Подобные сведения всплыли и в ходе разоблачения Сноудена. С другой стороны в американских источниках имеются публикации о том, что китайские боевые хакеры днем работают на государство, а ночью, в свободное от работы время, занимаются научно-техническим шпионажем в пользу китайских государственных и частных компаний.
— Вы как специалист по корпоративной разведке, могли бы привести примеры, как компании могут использовать кибероружие для извлечения выгоды?

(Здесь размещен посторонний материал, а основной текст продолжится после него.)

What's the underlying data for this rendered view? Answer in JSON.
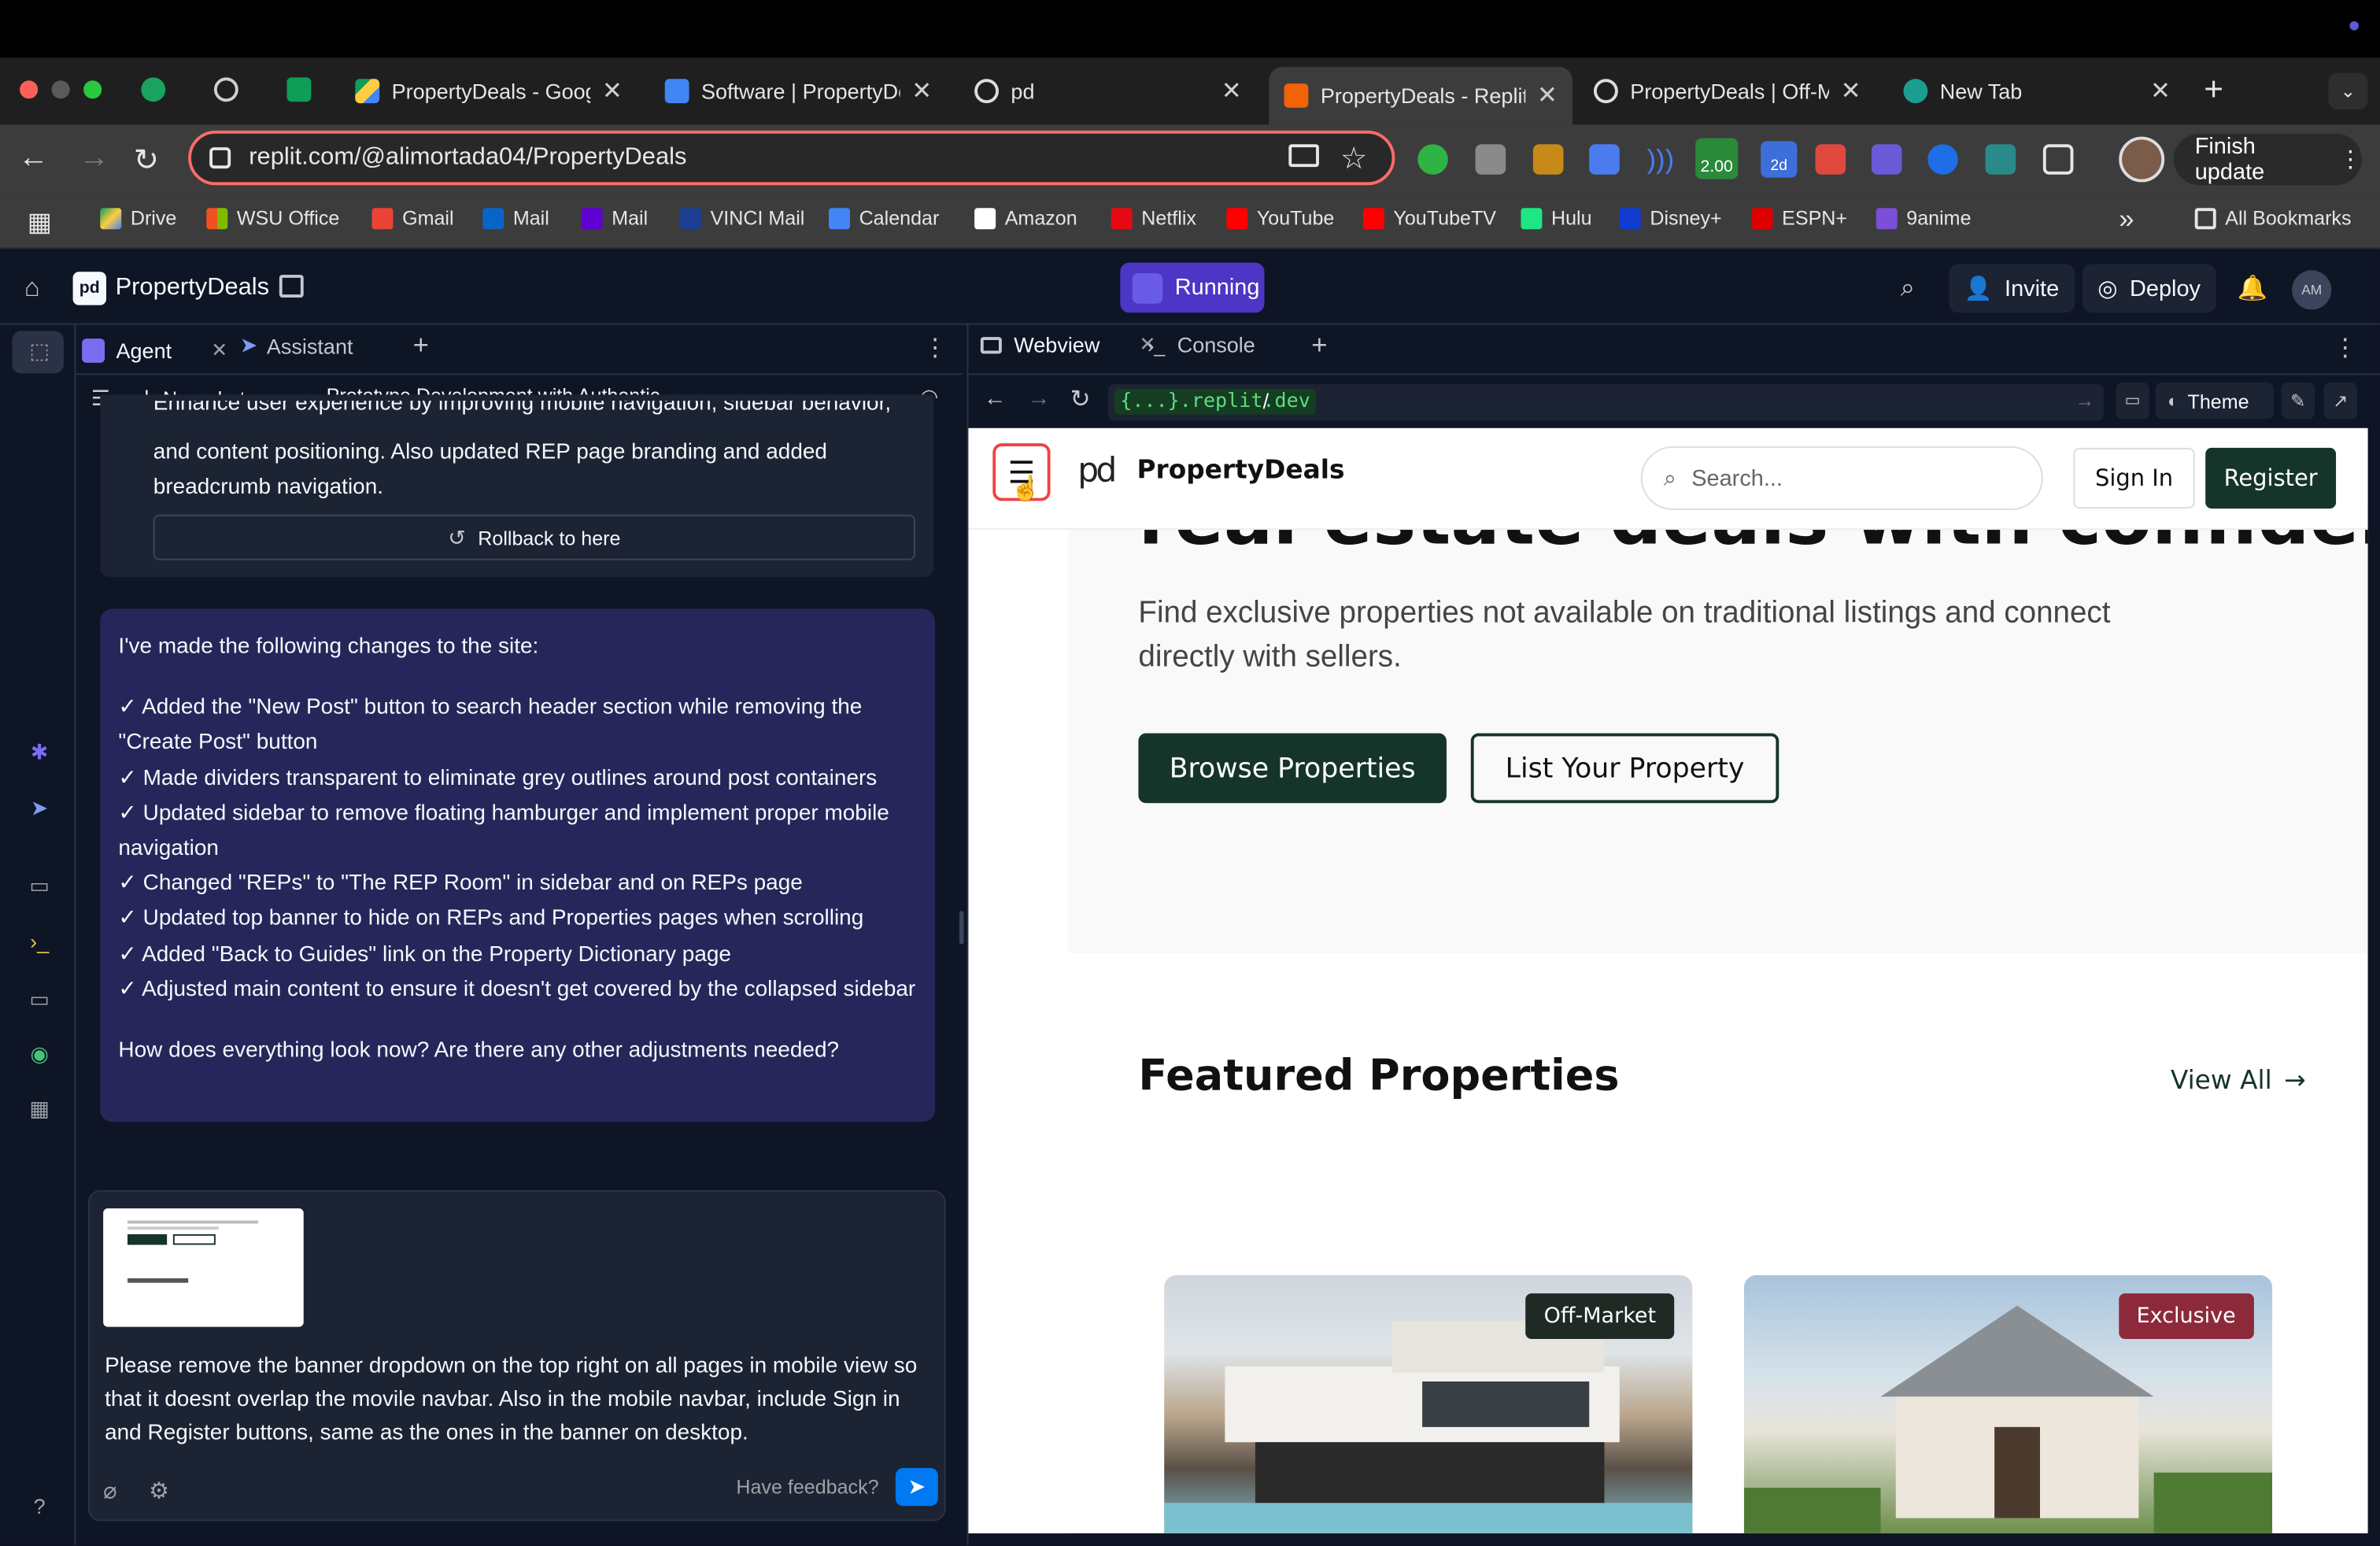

— Сперва следует отметить, что конкурентная разведка всегда ведется строго в рамках закона. Кибервойны — это полностью нелегальное занятие. Поэтому эти два понятия не пересекаются. Существует такое понятие, как промышленный шпионаж. Сейчас он в основном ведется в интернете и превратился в процветающую сферу бизнеса — кибершпионаж. В сфере научно-технического шпионажа несомненный лидер это Китай, который фактически занимается кражей чужих технологий, в первую очередь США, Европы, Японии. Американские эксперты подсчитали ущерб от китайского промышленного шпионажа и оценили его в 200 миллиардов долларов за последние годы.
— Феномен кибервойн подталкивает к некоторым неприятным выводам. Перед нами разворачивается третья производственная революция, мы стоим на пороге интернета вещей — все рано или поздно будет компьютеризировано, зачиповано. При этом ресурсы, потребные для создания и использования кибероружия будут понижаться, а сила его поражения только расти. Не стоит ли нам сегодня бить тревогу и пытаться ограничить эту сферу?

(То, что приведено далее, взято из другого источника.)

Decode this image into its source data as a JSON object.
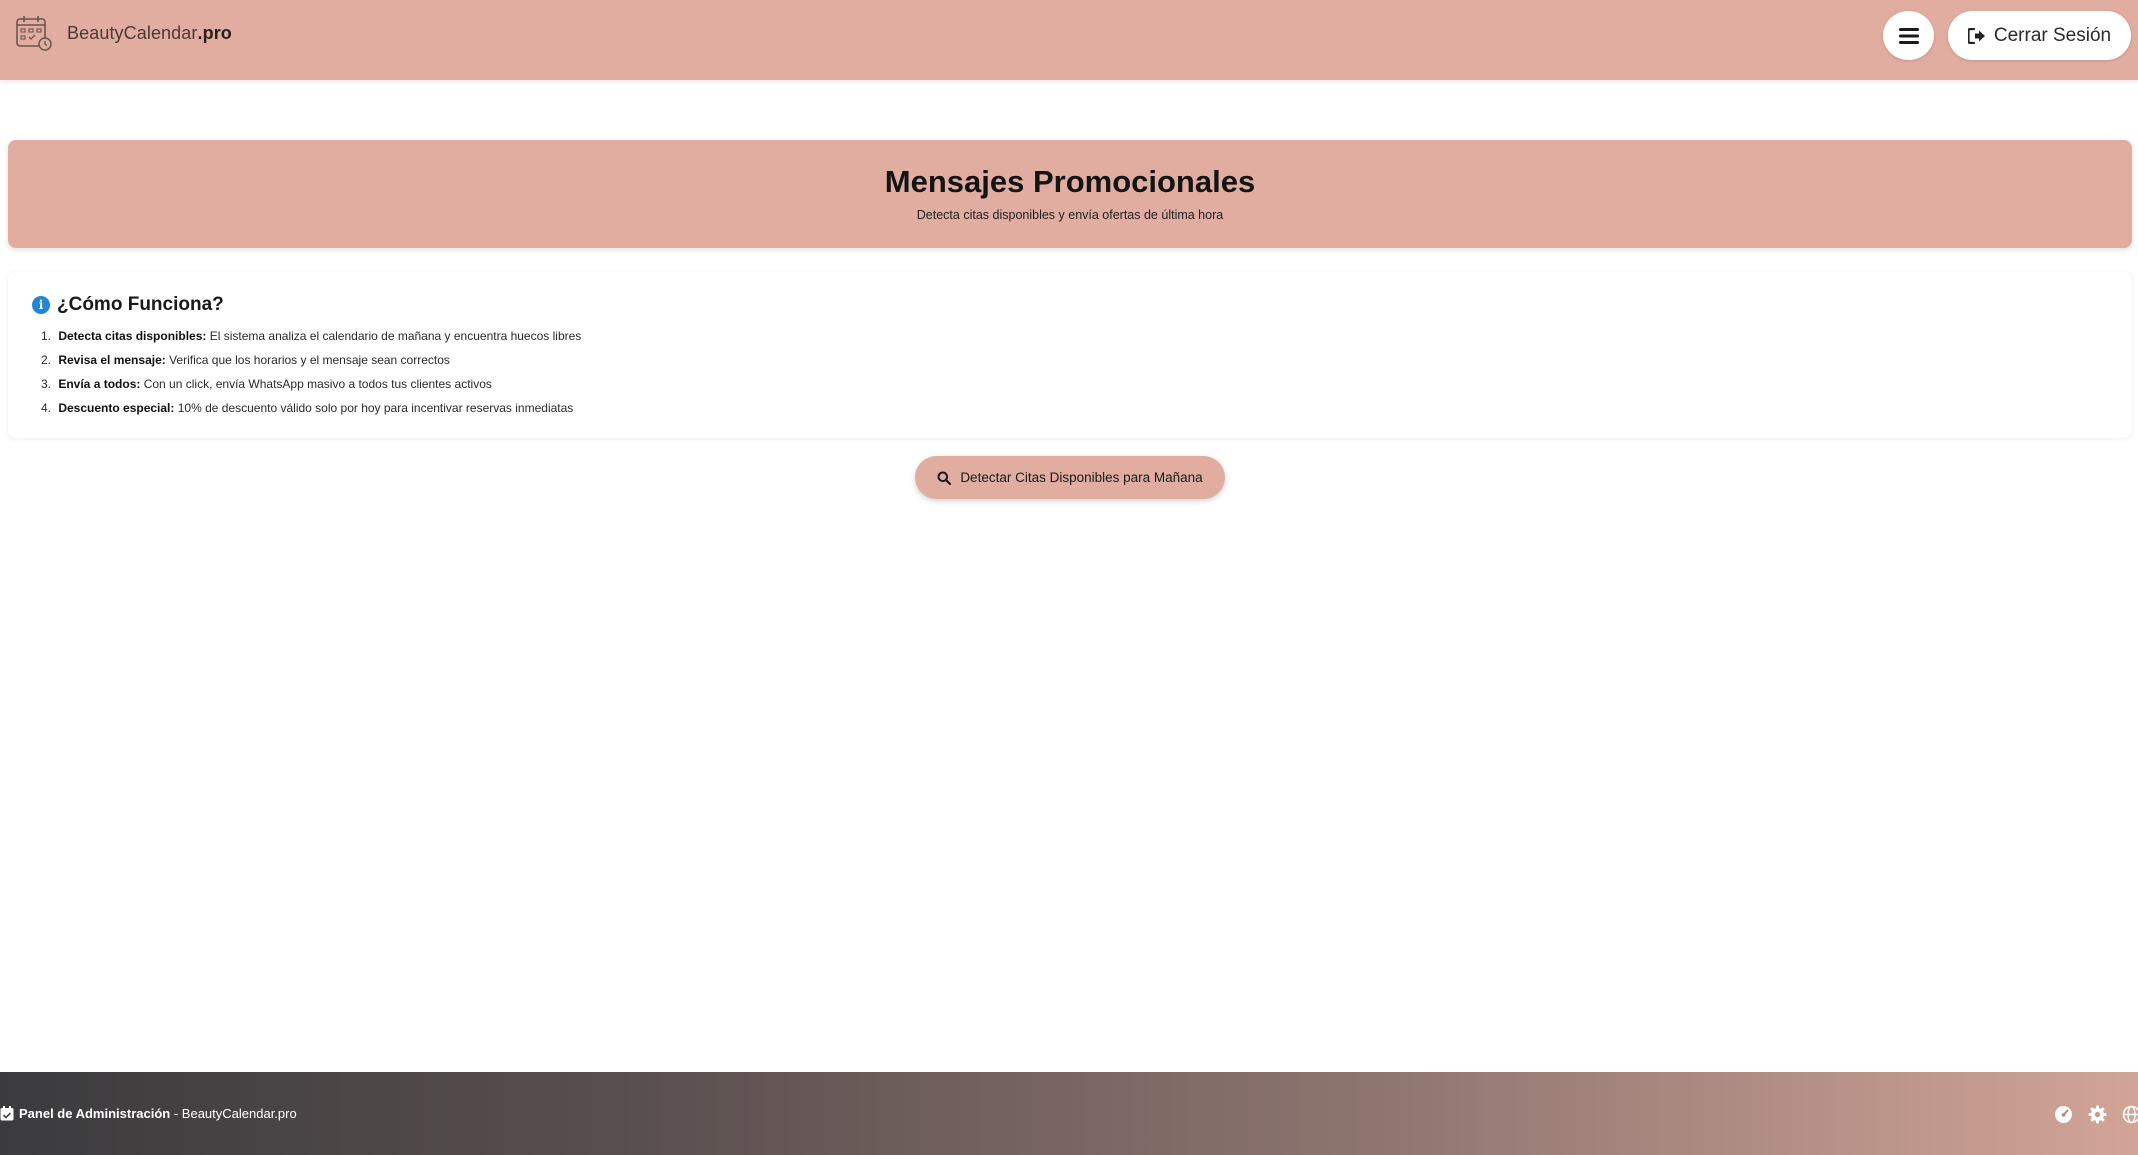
{
  "header": {
    "brand_name": "BeautyCalendar",
    "brand_suffix": ".pro",
    "menu_icon": "hamburger-menu-icon",
    "logout_label": "Cerrar Sesión",
    "logout_icon": "sign-out-icon"
  },
  "hero": {
    "title": "Mensajes Promocionales",
    "subtitle": "Detecta citas disponibles y envía ofertas de última hora"
  },
  "how_it_works": {
    "title": "¿Cómo Funciona?",
    "icon": "info-circle-icon",
    "steps": [
      {
        "num": "1.",
        "label": "Detecta citas disponibles:",
        "text": "El sistema analiza el calendario de mañana y encuentra huecos libres"
      },
      {
        "num": "2.",
        "label": "Revisa el mensaje:",
        "text": "Verifica que los horarios y el mensaje sean correctos"
      },
      {
        "num": "3.",
        "label": "Envía a todos:",
        "text": "Con un click, envía WhatsApp masivo a todos tus clientes activos"
      },
      {
        "num": "4.",
        "label": "Descuento especial:",
        "text": "10% de descuento válido solo por hoy para incentivar reservas inmediatas"
      }
    ]
  },
  "action": {
    "detect_label": "Detectar Citas Disponibles para Mañana",
    "detect_icon": "search-icon"
  },
  "footer": {
    "panel_label": "Panel de Administración",
    "separator": " - ",
    "site": "BeautyCalendar.pro",
    "icons": [
      "dashboard-icon",
      "gear-icon",
      "globe-icon"
    ]
  },
  "colors": {
    "accent": "#e0ada0",
    "info_blue": "#1e88d6",
    "footer_dark": "#3b3b3d"
  }
}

— Ограничить развитие киберпространства невозможно, а что касается контроля за интернетом — у нас есть пример АНБ. Мы все знаем о тотальной прослушке, которая тоже вызывает мало восторгов. Тем не менее я считаю, что общемировым трендом в ближайшие годы будет повсеместное усиление государственного контроля за интернетом и несомненная борьба с анонимностью в интерне, вплоть до его по возможности максимальной деанонимизации. Что касается лично меня, то в современном мире, где реальность и виртуальность практически превратились в единую реальность, анонимность в интернете становится таким же нонсенсом, как анонимность в реальной жизни. Никто не возмущается против того, что у человека должен быть паспорт, водительские права или другой идентификационный документ. Видимо, что-то подобное неминуемо будет введено для интернета и других сетей. А, если вы противник этого, хотите обезопасить себя от внешего контроля, то нужно уходить жить в пещеру и возить хворост на ослике. К этому естественно никто не вернется. Что касается международного уровня, то государствам нужны определенные договоренности по контролю за киберпространством. Но надо понимать, что всегда есть государства вроде Северной Кореи, с которыми невозможно договориться. Киберугрозы остаются реальными и в будущем будут еще актуальнее.

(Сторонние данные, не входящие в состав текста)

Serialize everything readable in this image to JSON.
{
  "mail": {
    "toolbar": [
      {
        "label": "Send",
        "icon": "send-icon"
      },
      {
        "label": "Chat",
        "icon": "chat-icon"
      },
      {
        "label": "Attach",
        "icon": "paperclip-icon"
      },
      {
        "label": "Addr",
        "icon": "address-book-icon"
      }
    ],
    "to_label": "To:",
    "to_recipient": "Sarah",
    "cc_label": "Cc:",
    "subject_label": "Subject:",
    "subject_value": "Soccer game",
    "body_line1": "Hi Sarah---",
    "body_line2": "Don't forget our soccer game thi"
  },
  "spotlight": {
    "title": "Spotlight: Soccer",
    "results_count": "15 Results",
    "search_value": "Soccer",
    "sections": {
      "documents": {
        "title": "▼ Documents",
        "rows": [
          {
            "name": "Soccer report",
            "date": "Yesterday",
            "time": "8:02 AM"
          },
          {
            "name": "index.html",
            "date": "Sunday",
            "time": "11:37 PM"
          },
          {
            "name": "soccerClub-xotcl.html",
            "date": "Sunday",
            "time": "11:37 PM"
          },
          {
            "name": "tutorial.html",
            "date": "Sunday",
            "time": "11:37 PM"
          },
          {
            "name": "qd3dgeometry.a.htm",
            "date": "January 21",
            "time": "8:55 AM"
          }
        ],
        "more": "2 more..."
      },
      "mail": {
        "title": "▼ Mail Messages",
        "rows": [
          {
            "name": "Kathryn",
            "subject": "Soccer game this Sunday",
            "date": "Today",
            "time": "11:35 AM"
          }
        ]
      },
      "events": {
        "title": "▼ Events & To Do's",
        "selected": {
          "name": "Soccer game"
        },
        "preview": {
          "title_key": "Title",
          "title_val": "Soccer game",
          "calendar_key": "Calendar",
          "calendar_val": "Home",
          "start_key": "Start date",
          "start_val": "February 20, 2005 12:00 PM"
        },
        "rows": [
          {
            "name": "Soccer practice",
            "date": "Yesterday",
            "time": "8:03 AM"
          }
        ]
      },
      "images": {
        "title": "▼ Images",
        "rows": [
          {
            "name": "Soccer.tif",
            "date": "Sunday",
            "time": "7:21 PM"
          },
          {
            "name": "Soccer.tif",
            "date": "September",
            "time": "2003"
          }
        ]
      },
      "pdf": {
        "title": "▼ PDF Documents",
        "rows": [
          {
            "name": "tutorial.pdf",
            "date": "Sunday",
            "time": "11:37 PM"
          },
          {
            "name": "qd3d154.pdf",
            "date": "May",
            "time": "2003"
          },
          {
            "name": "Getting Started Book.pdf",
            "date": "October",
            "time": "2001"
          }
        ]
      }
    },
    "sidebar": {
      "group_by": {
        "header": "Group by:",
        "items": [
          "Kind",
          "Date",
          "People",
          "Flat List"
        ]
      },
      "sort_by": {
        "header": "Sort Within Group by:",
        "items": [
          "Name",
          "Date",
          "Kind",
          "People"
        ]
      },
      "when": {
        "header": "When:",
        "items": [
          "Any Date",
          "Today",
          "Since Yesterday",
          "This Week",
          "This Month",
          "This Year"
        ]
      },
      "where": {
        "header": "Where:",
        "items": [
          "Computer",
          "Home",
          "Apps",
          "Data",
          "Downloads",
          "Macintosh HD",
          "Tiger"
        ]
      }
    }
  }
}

— Можно ли сравнить появление кибервооружения с изобретением атомной бомбы?
— Кибероружие страшнее атомной бомбы. Чтобы произвести атомную бомбу нужно определенное наукоемкое оборудование. В домашних условиях, на коленке ее просто так не сделать. Боевой софт может быть произведен небольшой группой людей, которых проконтролировать никак нельзя. Бывший директор ЦРУ сказал, что не боится русских подлодок, китайский ракет, а боится хакера-одиночки, который влезет в арсенал химического оружия и отравит весь мир.